Aktualisiert: vor 1 Tag


BKR-Beitrag

Müller-Lankow, in: Zeitschrift für Bank- und Kapitalmarktrecht (BKR) 2025, S. 433 - 440


Grundsätzlich richtet sich die Zulässigkeit von Leerverkäufen nach der Short Selling Regulation (SSR). In der Marktpraxis haben jedoch bestimmte Börsen in ihren Regelwerken Leerverkaufsverbote etabliert, welche Leerverkäufe über den Regelungsumfang der SSR hinaus untersagen. Gegenstand dieses Beitrags ist die rechtliche Frage, ob bzw. unter welchen Voraussetzungen Börsen befugt sind, ihren Handelsteilnehmern Leerverkäufe zu untersagen. Zu diesem Zweck wird zunächst der durch die SSR vorgegebene unionsrechtliche Rahmen für Leerverkäufe dargestellt (Abschnitt I). Sodann erhält der Leser einen Überblick über die Leerverkaufsverbote der Tradegate Exchange, der Börse München und der Frankfurter Wertpapierbörse (FWB) (Abschnitt II). Schließlich werden die formellen und materiellen Anforderungen an börsliche Leerverkaufsverbote herausgearbeitet (Abschnitt III). Fazit wird sein, dass allgemeine börsliche Leerverkaufsverbote grds. unzulässig sind, soweit diese nicht aufgrund besonderer Erfordernisse des Handels oder der Abwicklung gerechtfertigt sind (Abschnitt IV).

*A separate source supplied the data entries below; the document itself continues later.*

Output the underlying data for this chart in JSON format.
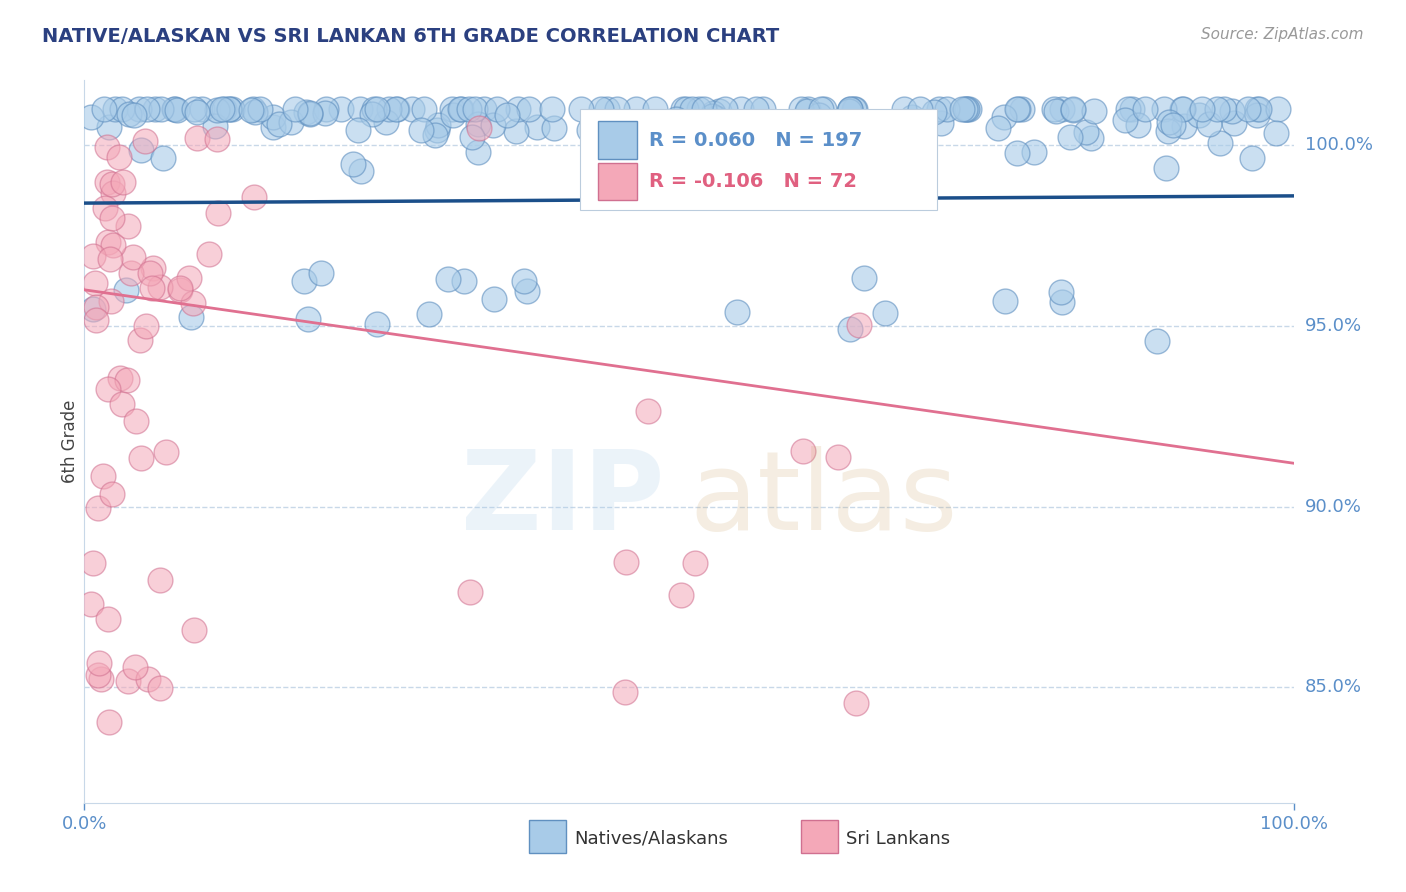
{
  "title": "NATIVE/ALASKAN VS SRI LANKAN 6TH GRADE CORRELATION CHART",
  "source_text": "Source: ZipAtlas.com",
  "ylabel": "6th Grade",
  "ytick_labels": [
    "85.0%",
    "90.0%",
    "95.0%",
    "100.0%"
  ],
  "ytick_values": [
    0.85,
    0.9,
    0.95,
    1.0
  ],
  "xlim": [
    0.0,
    1.0
  ],
  "ylim": [
    0.818,
    1.018
  ],
  "blue_R": 0.06,
  "blue_N": 197,
  "pink_R": -0.106,
  "pink_N": 72,
  "blue_color": "#A8CBE8",
  "pink_color": "#F4A8B8",
  "blue_edge_color": "#6090C0",
  "pink_edge_color": "#D07090",
  "blue_line_color": "#1B4F8A",
  "pink_line_color": "#E07090",
  "title_color": "#2B4080",
  "axis_color": "#5B8FC9",
  "watermark_color_ZIP": "#A8CBE8",
  "watermark_color_atlas": "#C8A060",
  "background_color": "#FFFFFF",
  "grid_color": "#C8D8E8",
  "blue_line_start_y": 0.984,
  "blue_line_end_y": 0.986,
  "pink_line_start_y": 0.96,
  "pink_line_end_y": 0.912,
  "seed_blue": 42,
  "seed_pink": 99
}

Inhaltsübersicht börsliche Leerverkaufsverbote
Müller-Lankow, BKR 2025, S. 433 - 440: Rechtmäßigkeit börslicher Leerverkaufsverbote


Inhaltsübersicht


I. Unionsrechtlicher Rahmen für Leerverkäufe

II. Börsliche Leerverkaufsverbote in der Praxis

1. Leerverkaufsverbot der Tradegate Exchange

2. Leerverkaufsverbot der Börse München

3. Leerverkaufsverbot der Frankfurter Wertpapierbörse

III. Formelle und materielle Anforderungen an die Rechtmäßigkeit börslicher Leerverkaufsverbote

1. Formelle Rechtmäßigkeitsanforderungen

a. Zuständigkeit des Börsenrats

b. Verfahren, insb. börsenaufsichtsbehördliches Genehmigungserfordernis

(1) Abgrenzung zwischen den Inhalten der Börsenordnung und der Geschäftsbedingungen

(2) Übertragung der Grundsätze auf börsliche Leerverkaufsverbote

c. Form

2. Materielle Rechtmäßigkeitsanforderungen

a. Tatbestandsvoraussetzungen der Ermächtigungsgrundlage

b. Ausübung des Satzungsermessen innerhalb unionsrechtlicher Grenzen

IV. Fazit



A. Unionsrechtlicher Rahmen für Leerverkäufe


Der gesetzliche Rahmen für Leerverkäufe wird maßgeblich durch die Short Selling Regulation (SSR) bestimmt. Im Wesentlichen umfasst die Verordnung – neben der Meldepflicht bezüglich signifikanter Netto-Leerverkaufspositionen in Aktien und öffentlichen Schuldtiteln gem. Art. 5 und 7 SSR und der Offenlegungspflicht bezüglich signifikanter Netto-Leerverkaufspositionen in Aktien gem. Art. 6 SSR – ein allgemeines Verbot ungedeckter Leerverkäufe von Aktien und öffentlichen Schuldtiteln gem. Art. 12 und 13 SSR sowie behördliche Befugnisse, in Ausnahmesituationen Leerverkäufe von Aktien und Schuldinstrumenten gem. Art. 20 oder Art. 28 SSR zu verbieten oder zu beschränken oder bei einem signifikanten Kursverfall eines Finanzinstruments gem. Art. 23 SSR dessen Leerverkauf zu verbieten oder zu beschränken.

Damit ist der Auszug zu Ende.